Quels sont les avantages ?
Parmi les avantages, l’équipe mentionne la simplicité de la technique, réalisée en même temps que la pose de bagues d’identification, la rapidité des résultats, l’amélioration du bien-être animal. Sur le plan administratif, ils n’ont pas besoin d’inclure la technique de prélèvement dans une DAP.

Quels sont les inconvénients ?
Bien que certains chercheurs aient été réticents au début, la hiérarchie et le responsable scientifique de l’EU ont soutenu le changement.

L'École Nationale Vétérinaire d’Alfort (EnvA)

À l'EnvA, au sein de l'unité U955 IMRB, Laurent Guillaud utilise l’écouvillonnage buccal pour re-génotyper des rats. Parallèlement, le génotypage à partir de crottes donne de bons résultats chez les souris ainsi que chez certaines lignées de rats, grâce à un protocole prometteur qui devrait être partagé prochainement.

Quels sont les avantages ?
L’écouvillonnage chez le rat est une technique simple et rapide qui peut être facilement réalisée à tout moment. Les fèces de souris peuvent être facilement récoltées lors de l’identification à trois ou quatre semaines. Dès la contention de la souris, celle-ci défèque presque instantanément.

Quels sont les inconvénients ?
Le prélèvement de fèces chez le rat nécessite souvent un massage du côlon, qui peut parfois être très long, voire impossible. Ce massage est également plus long chez les souris adultes et impossible dans ce cas.

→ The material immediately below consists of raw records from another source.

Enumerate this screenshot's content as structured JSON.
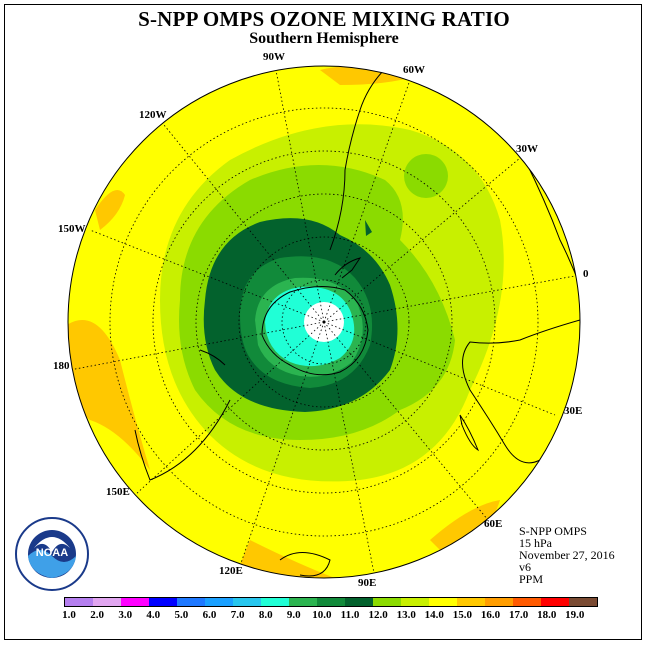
{
  "title": "S-NPP OMPS OZONE MIXING RATIO",
  "subtitle": "Southern Hemisphere",
  "info": {
    "instrument": "S-NPP OMPS",
    "level": "15 hPa",
    "date": "November 27, 2016",
    "version": "v6",
    "units": "PPM"
  },
  "logo": {
    "text": "NOAA",
    "ring_text": "NATIONAL OCEANIC AND ATMOSPHERIC ADMINISTRATION · U.S. DEPARTMENT OF COMMERCE"
  },
  "longitude_labels": [
    "0",
    "30E",
    "60E",
    "90E",
    "120E",
    "150E",
    "180",
    "150W",
    "120W",
    "90W",
    "60W",
    "30W"
  ],
  "colorbar": {
    "ticks": [
      "1.0",
      "2.0",
      "3.0",
      "4.0",
      "5.0",
      "6.0",
      "7.0",
      "8.0",
      "9.0",
      "10.0",
      "11.0",
      "12.0",
      "13.0",
      "14.0",
      "15.0",
      "16.0",
      "17.0",
      "18.0",
      "19.0"
    ],
    "colors": [
      "#b57fef",
      "#e1a6f0",
      "#ff00ff",
      "#0000ff",
      "#1e78ff",
      "#1aa0ff",
      "#27c6ee",
      "#20ffd6",
      "#2bb450",
      "#118a3a",
      "#03622d",
      "#8bdb00",
      "#c8f000",
      "#ffff00",
      "#ffc800",
      "#ff9d00",
      "#ff5a00",
      "#ff0000",
      "#7a4a32"
    ]
  },
  "field": {
    "polar_low_color": "#ffffff",
    "colors": {
      "yellow": "#ffff00",
      "orange": "#ffc800",
      "lime": "#c8f000",
      "green": "#8bdb00",
      "dark_green": "#03622d",
      "mid_green": "#118a3a",
      "green2": "#2bb450",
      "cyan": "#20ffd6"
    }
  }
}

Une évolution bénéfique et dynamique

Depuis dix ans, l’implémentation du génotypage non invasif montre que son adoption s’accélère, notamment sous l’impulsion de l’obligation de la Demande d’Autorisation de Projet depuis 2020. Ce changement s’ancre principalement dans des territoires déjà reconnus pour le dynamisme de leurs acteurs : responsables d’animalerie, enseignants-chercheurs engagés, et responsables scientifiques des EU.

Les bénéfices sont clairs : des techniques plus simples, des résultats rapides, une amélioration du bien-être animal et une réduction des contraintes administratives. De plus, nous constatons que l’adoption de ces méthodes non invasives a également contribué à un ressenti positif des équipes et même à une reconnaissance pour certains collègues lors des évaluations professionnelles.